CLPB3 is required for the removal of chloroplast protein aggregates and for thermotolerance in Chlamydomonas.

Abstract

In the cytosol of plant cells, heat-induced protein aggregates are resolved by ClpB/Hsp100 family member HSP101, which is essential for thermotolerance. For chloroplast family member CLPB3 this is less clear with controversial reports on its role in conferring thermotolerance. To shed light onto this issue, we have characterized two clpb3 mutants in Chlamydomonas reinhardtii. We show that chloroplast CLPB3 is required for resolving heat-induced protein aggregates containing stromal TIG1 and the small heat shock proteins HSP22E/F in vivo and for conferring thermotolerance under heat stress. Although CLPB3 accumulates to similarly high levels as stromal HSP70B under ambient conditions, we observed no prominent constitutive phenotypes.
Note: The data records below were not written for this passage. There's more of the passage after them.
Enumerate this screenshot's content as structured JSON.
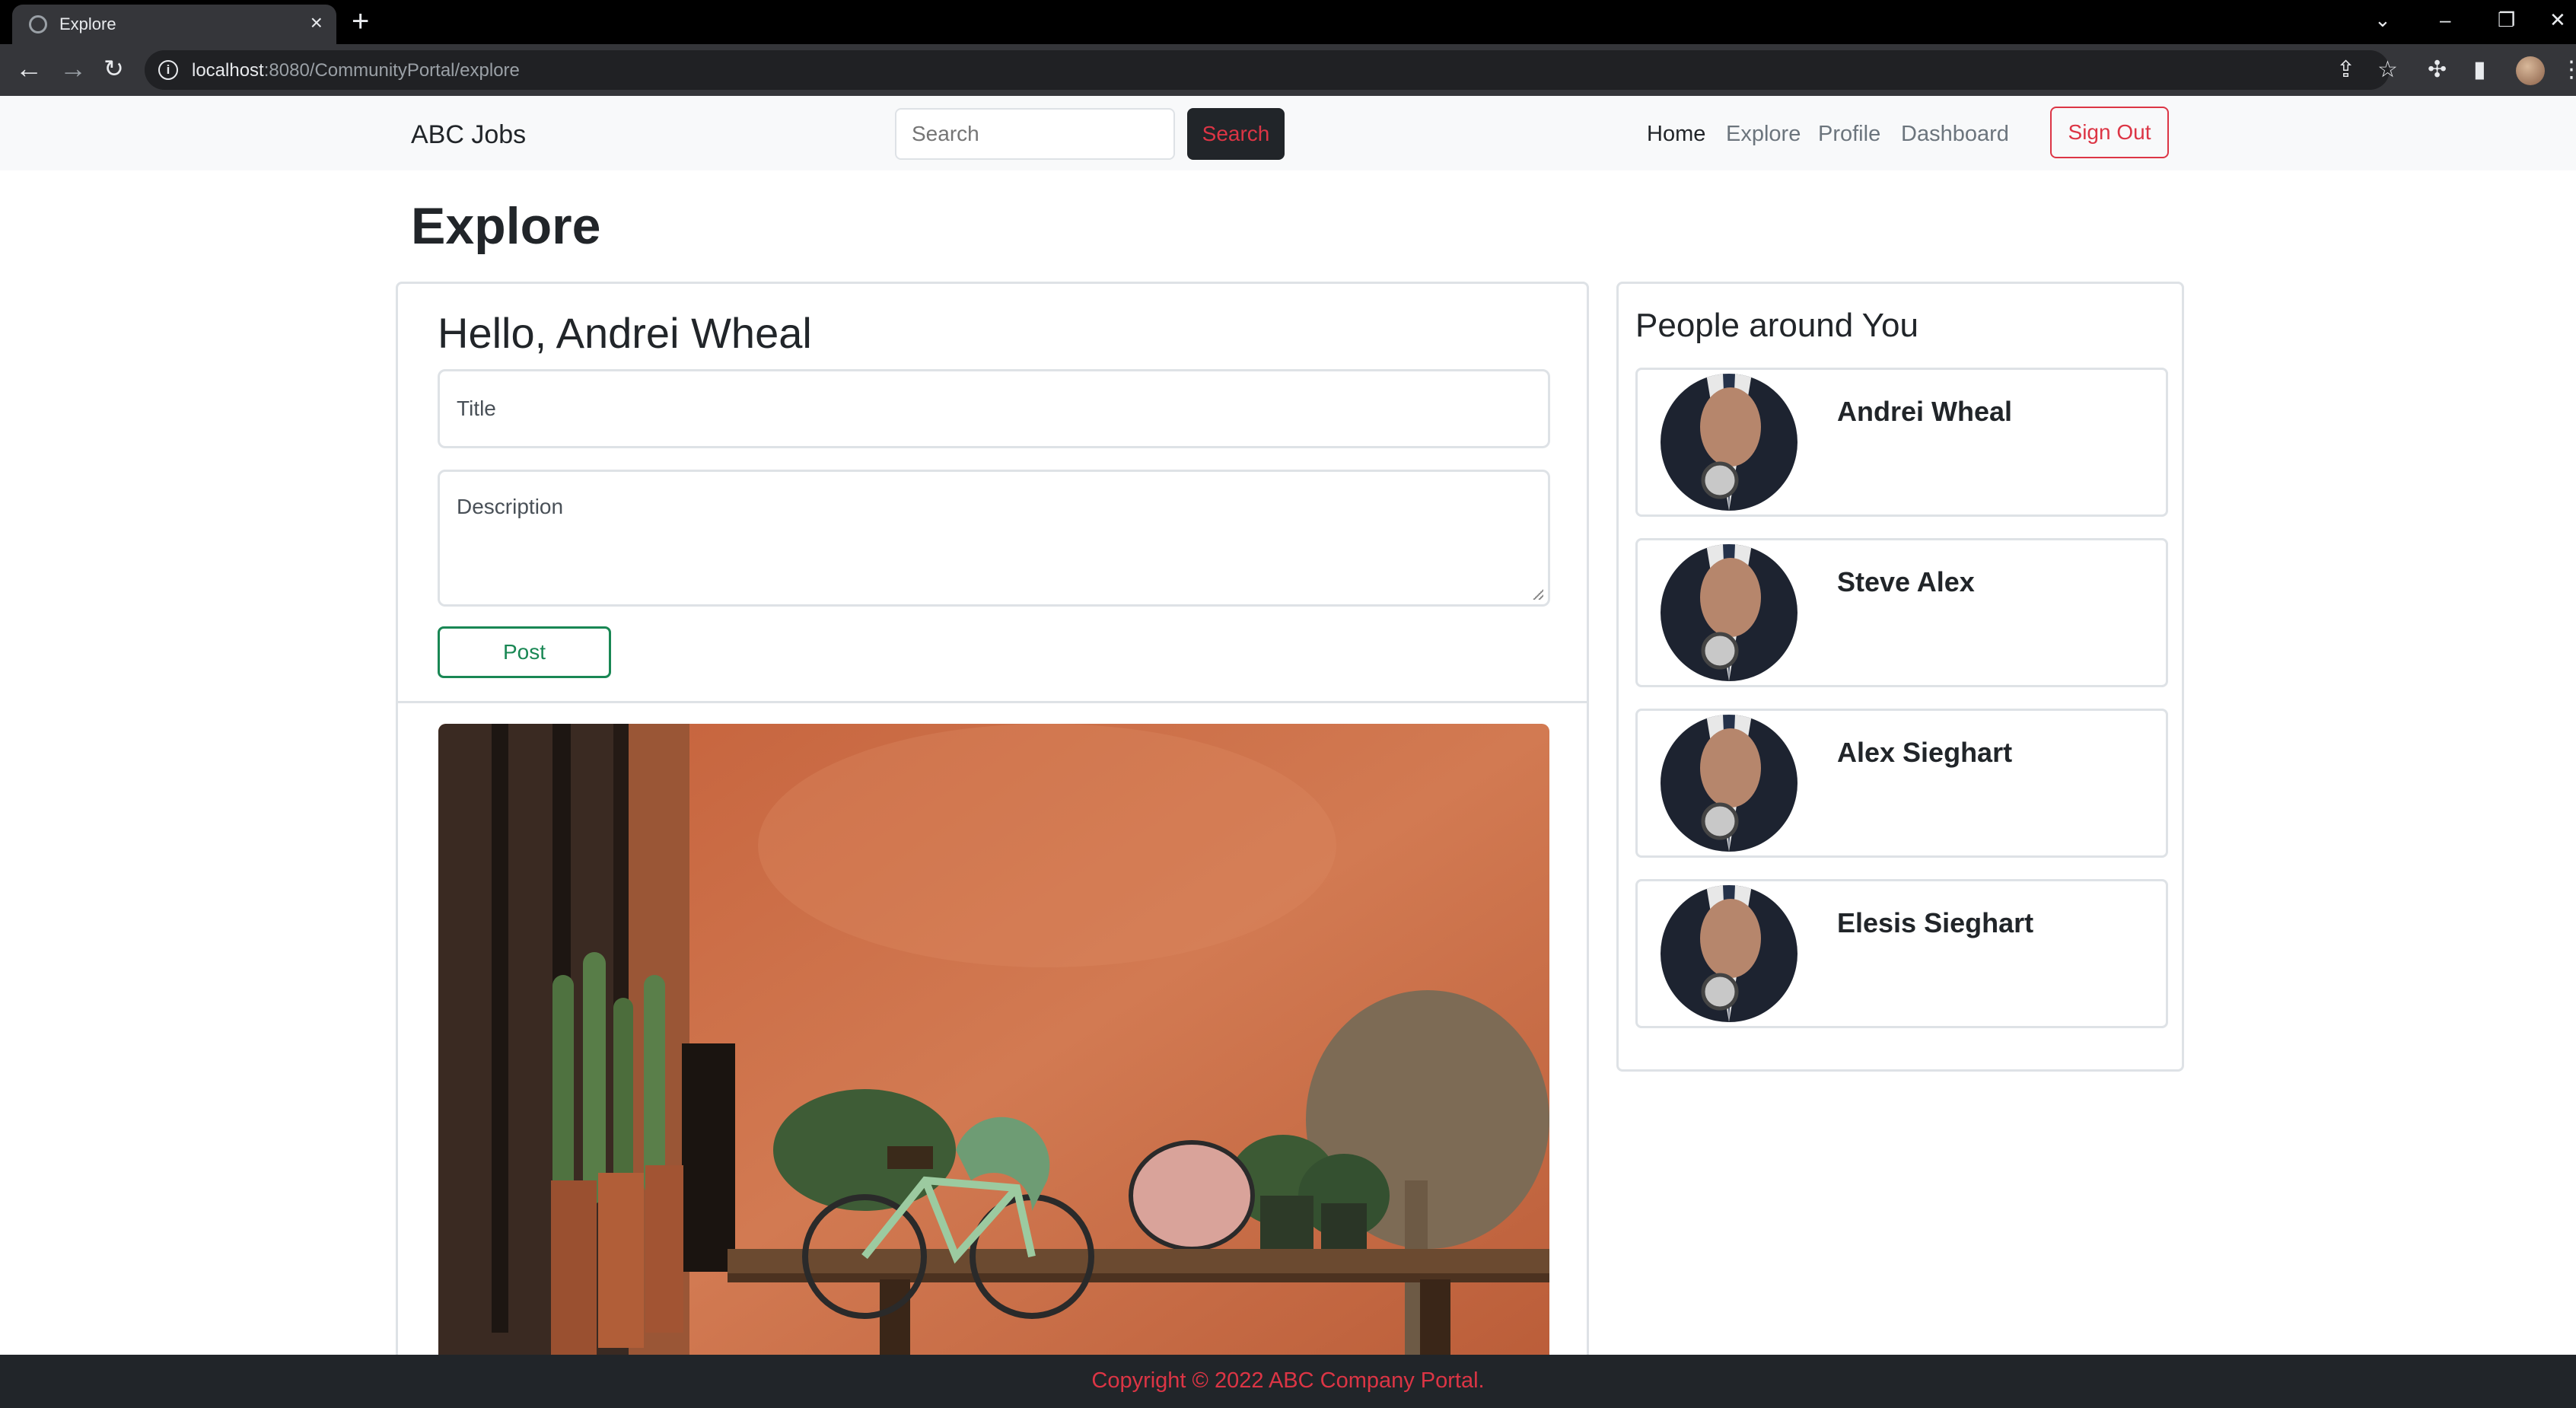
{
  "browser": {
    "tab_title": "Explore",
    "url_host": "localhost",
    "url_rest": ":8080/CommunityPortal/explore"
  },
  "navbar": {
    "brand": "ABC Jobs",
    "search_placeholder": "Search",
    "search_button": "Search",
    "links": [
      "Home",
      "Explore",
      "Profile",
      "Dashboard"
    ],
    "active_link": "Home",
    "signout": "Sign Out"
  },
  "page": {
    "heading": "Explore"
  },
  "composer": {
    "greeting": "Hello, Andrei Wheal",
    "title_placeholder": "Title",
    "description_placeholder": "Description",
    "post_button": "Post"
  },
  "people": {
    "heading": "People around You",
    "list": [
      {
        "name": "Andrei Wheal"
      },
      {
        "name": "Steve Alex"
      },
      {
        "name": "Alex Sieghart"
      },
      {
        "name": "Elesis Sieghart"
      }
    ]
  },
  "footer": {
    "text": "Copyright © 2022 ABC Company Portal."
  },
  "colors": {
    "danger": "#dc3545",
    "success": "#198754",
    "dark": "#212529",
    "navbar_bg": "#f8f9fa"
  },
  "icons": [
    "globe-icon",
    "close-icon",
    "plus-icon",
    "back-arrow-icon",
    "forward-arrow-icon",
    "reload-icon",
    "info-icon",
    "share-icon",
    "star-icon",
    "puzzle-icon",
    "sidebar-icon",
    "profile-avatar",
    "menu-dots-icon"
  ]
}
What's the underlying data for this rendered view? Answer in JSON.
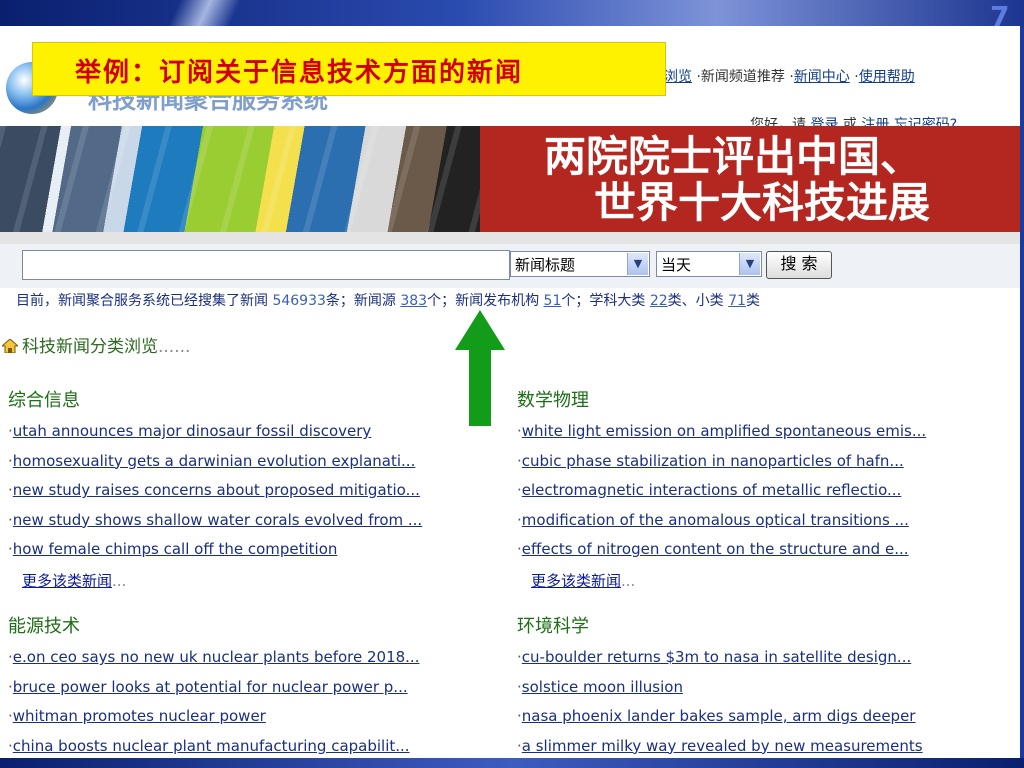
{
  "slide": {
    "callout_text": "举例：订阅关于信息技术方面的新闻",
    "slide_number": "7"
  },
  "header": {
    "top_nav": {
      "browse_fragment": "浏览",
      "channel_recommend": "·新闻频道推荐",
      "news_center": "新闻中心",
      "help": "使用帮助",
      "sep": "·"
    },
    "login": {
      "greeting": "您好，请",
      "login_link": "登录",
      "or": "或",
      "register_link": "注册",
      "forgot_link": "忘记密码?"
    }
  },
  "banner": {
    "line1": "两院院士评出中国、",
    "line2": "世界十大科技进展"
  },
  "search": {
    "input_value": "",
    "field_select": "新闻标题",
    "time_select": "当天",
    "button_label": "搜 索"
  },
  "stats": {
    "prefix": "目前，新闻聚合服务系统已经搜集了新闻",
    "news_count": "546933",
    "unit1": "条；新闻源",
    "source_count": "383",
    "unit2": "个；新闻发布机构",
    "publisher_count": "51",
    "unit3": "个；学科大类",
    "major_count": "22",
    "unit4": "类、小类",
    "minor_count": "71",
    "unit5": "类"
  },
  "category_browse": {
    "label": "科技新闻分类浏览",
    "ellipsis": "......"
  },
  "sections": [
    {
      "title": "综合信息",
      "items": [
        "utah announces major dinosaur fossil discovery",
        "homosexuality gets a darwinian evolution explanati...",
        "new study raises concerns about proposed mitigatio...",
        "new study shows shallow water corals evolved from ...",
        "how female chimps call off the competition"
      ],
      "more": "更多该类新闻",
      "more_suffix": "..."
    },
    {
      "title": "数学物理",
      "items": [
        "white light emission on amplified spontaneous emis...",
        "cubic phase stabilization in nanoparticles of hafn...",
        "electromagnetic interactions of metallic reflectio...",
        "modification of the anomalous optical transitions ...",
        "effects of nitrogen content on the structure and e..."
      ],
      "more": "更多该类新闻",
      "more_suffix": "..."
    },
    {
      "title": "能源技术",
      "items": [
        "e.on ceo says no new uk nuclear plants before 2018...",
        "bruce power looks at potential for nuclear power p...",
        "whitman promotes nuclear power",
        "china boosts nuclear plant manufacturing capabilit..."
      ]
    },
    {
      "title": "环境科学",
      "items": [
        "cu-boulder returns $3m to nasa in satellite design...",
        "solstice moon illusion",
        "nasa phoenix lander bakes sample, arm digs deeper",
        "a slimmer milky way revealed by new measurements"
      ]
    }
  ],
  "colors": {
    "callout_bg": "#fff200",
    "callout_text": "#d00000",
    "banner_bg": "#b42620",
    "arrow": "#129c1a",
    "link": "#1a2f80",
    "section_title": "#1e6e16"
  }
}
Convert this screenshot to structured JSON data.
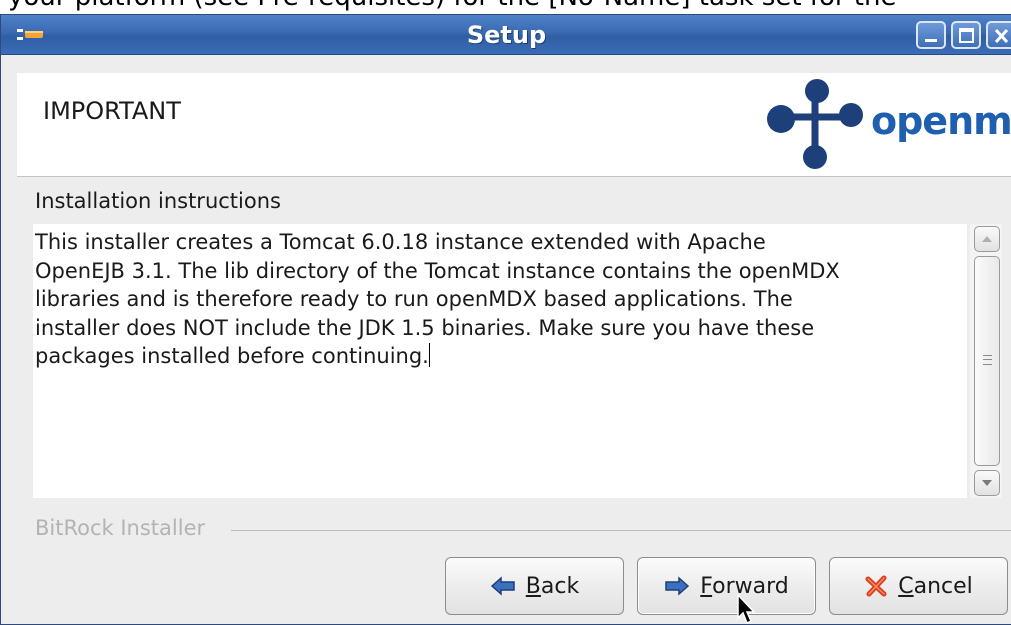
{
  "top_strip_text": "your platform (see Pre-requisites) for the [No-Name] task set for the",
  "window": {
    "title": "Setup"
  },
  "header": {
    "title": "IMPORTANT",
    "logo_text": "openmdx"
  },
  "content": {
    "section_label": "Installation instructions",
    "instructions": "This installer creates a Tomcat 6.0.18 instance extended with Apache\nOpenEJB 3.1. The lib directory of the Tomcat instance contains the openMDX\nlibraries and is therefore ready to run openMDX based applications. The\ninstaller does NOT include the JDK 1.5 binaries. Make sure you have these\npackages installed before continuing."
  },
  "footer": {
    "brand": "BitRock Installer",
    "buttons": {
      "back": {
        "mnemonic": "B",
        "rest": "ack"
      },
      "forward": {
        "mnemonic": "F",
        "rest": "orward"
      },
      "cancel": {
        "mnemonic": "C",
        "rest": "ancel"
      }
    }
  },
  "colors": {
    "titlebar": "#3a6ab2",
    "logo_blue": "#1f5fb0",
    "logo_node": "#1d3f7a",
    "cancel_icon": "#d9401f",
    "arrow_icon": "#3b6fc0"
  },
  "icons": {
    "title": "setup-app-icon",
    "back": "arrow-left-icon",
    "forward": "arrow-right-icon",
    "cancel": "x-icon"
  }
}
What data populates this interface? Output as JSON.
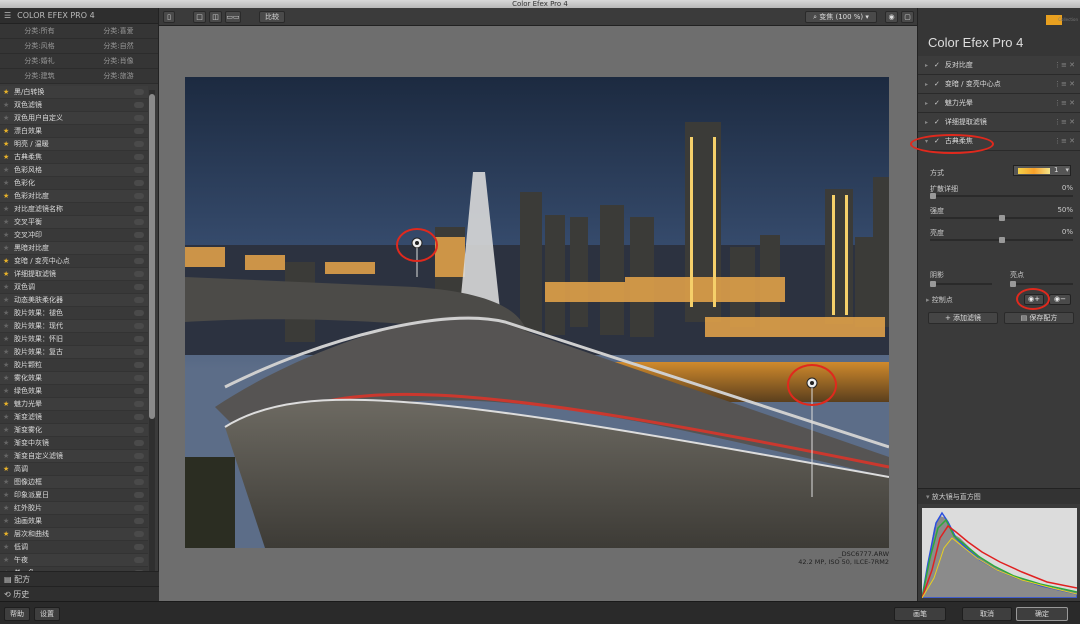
{
  "window": {
    "title": "Color Efex Pro 4"
  },
  "left_panel": {
    "title": "COLOR EFEX PRO 4",
    "categories": [
      "分类:所有",
      "分类:喜爱",
      "分类:风格",
      "分类:自然",
      "分类:婚礼",
      "分类:肖像",
      "分类:建筑",
      "分类:旅游"
    ],
    "filters": [
      {
        "label": "黑/白转换",
        "fav": true
      },
      {
        "label": "双色滤镜",
        "fav": false
      },
      {
        "label": "双色用户自定义",
        "fav": false
      },
      {
        "label": "漂白效果",
        "fav": true
      },
      {
        "label": "明亮 / 温暖",
        "fav": true
      },
      {
        "label": "古典柔焦",
        "fav": true
      },
      {
        "label": "色彩风格",
        "fav": false
      },
      {
        "label": "色彩化",
        "fav": false
      },
      {
        "label": "色彩对比度",
        "fav": true
      },
      {
        "label": "对比度滤镜名称",
        "fav": false
      },
      {
        "label": "交叉平衡",
        "fav": false
      },
      {
        "label": "交叉冲印",
        "fav": false
      },
      {
        "label": "黑暗对比度",
        "fav": false
      },
      {
        "label": "变暗 / 变亮中心点",
        "fav": true
      },
      {
        "label": "详细提取滤镜",
        "fav": true
      },
      {
        "label": "双色调",
        "fav": false
      },
      {
        "label": "动态美肤柔化器",
        "fav": false
      },
      {
        "label": "胶片效果：褪色",
        "fav": false
      },
      {
        "label": "胶片效果：现代",
        "fav": false
      },
      {
        "label": "胶片效果：怀旧",
        "fav": false
      },
      {
        "label": "胶片效果：复古",
        "fav": false
      },
      {
        "label": "胶片颗粒",
        "fav": false
      },
      {
        "label": "雾化效果",
        "fav": false
      },
      {
        "label": "绿色效果",
        "fav": false
      },
      {
        "label": "魅力光晕",
        "fav": true
      },
      {
        "label": "渐变滤镜",
        "fav": false
      },
      {
        "label": "渐变雾化",
        "fav": false
      },
      {
        "label": "渐变中灰镜",
        "fav": false
      },
      {
        "label": "渐变自定义滤镜",
        "fav": false
      },
      {
        "label": "高调",
        "fav": true
      },
      {
        "label": "图像边框",
        "fav": false
      },
      {
        "label": "印象派夏日",
        "fav": false
      },
      {
        "label": "红外胶片",
        "fav": false
      },
      {
        "label": "油画效果",
        "fav": false
      },
      {
        "label": "层次和曲线",
        "fav": true
      },
      {
        "label": "低调",
        "fav": false
      },
      {
        "label": "午夜",
        "fav": false
      },
      {
        "label": "单一色",
        "fav": false
      }
    ],
    "footer": [
      "配方",
      "历史"
    ]
  },
  "toolbar": {
    "compare_label": "比较",
    "zoom_label": "变焦 (100 %)"
  },
  "image": {
    "filename": "_DSC6777.ARW",
    "info": "42.2 MP, ISO 50, ILCE-7RM2"
  },
  "right_panel": {
    "brand": "Collection",
    "app_title": "Color Efex Pro 4",
    "effects": [
      {
        "label": "反对比度"
      },
      {
        "label": "变暗 / 变亮中心点"
      },
      {
        "label": "魅力光晕"
      },
      {
        "label": "详细提取滤镜"
      },
      {
        "label": "古典柔焦"
      }
    ],
    "method_label": "方式",
    "method_value": "1",
    "sliders": [
      {
        "label": "扩散详细",
        "value": "0%",
        "level": 0.0
      },
      {
        "label": "强度",
        "value": "50%",
        "level": 0.5
      },
      {
        "label": "亮度",
        "value": "0%",
        "level": 0.5
      }
    ],
    "shadows_label": "阴影",
    "highlights_label": "亮点",
    "control_points_label": "控制点",
    "add_filter_label": "添加滤镜",
    "save_recipe_label": "保存配方",
    "histogram_label": "放大镜与直方图"
  },
  "bottom_bar": {
    "help_label": "帮助",
    "settings_label": "设置",
    "brush_label": "画笔",
    "cancel_label": "取消",
    "ok_label": "确定"
  },
  "colors": {
    "annotation": "#e0291d",
    "star": "#e8b22a",
    "brand": "#e8a020"
  }
}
However, we found decreased accumulation of the ribosomal subunit PRPL1 and increased accumulation of the stromal protease DEG1C in the clpb3 mutants, suggesting that reduction in chloroplast protein synthesis capacity and increase in proteolytic capacity may compensate for loss of CLPB3 function. Under ambient conditions, CLPB3 was distributed throughout the chloroplast but reorganized into stromal foci upon heat stress, which mostly disappeared during recovery. CLPB3 foci were localized next to HSP22E/F, which accumulated largely to the thylakoid membrane occupied area. This suggests a possible role for CLPB3 in disentangling protein aggregates from the thylakoid membrane system.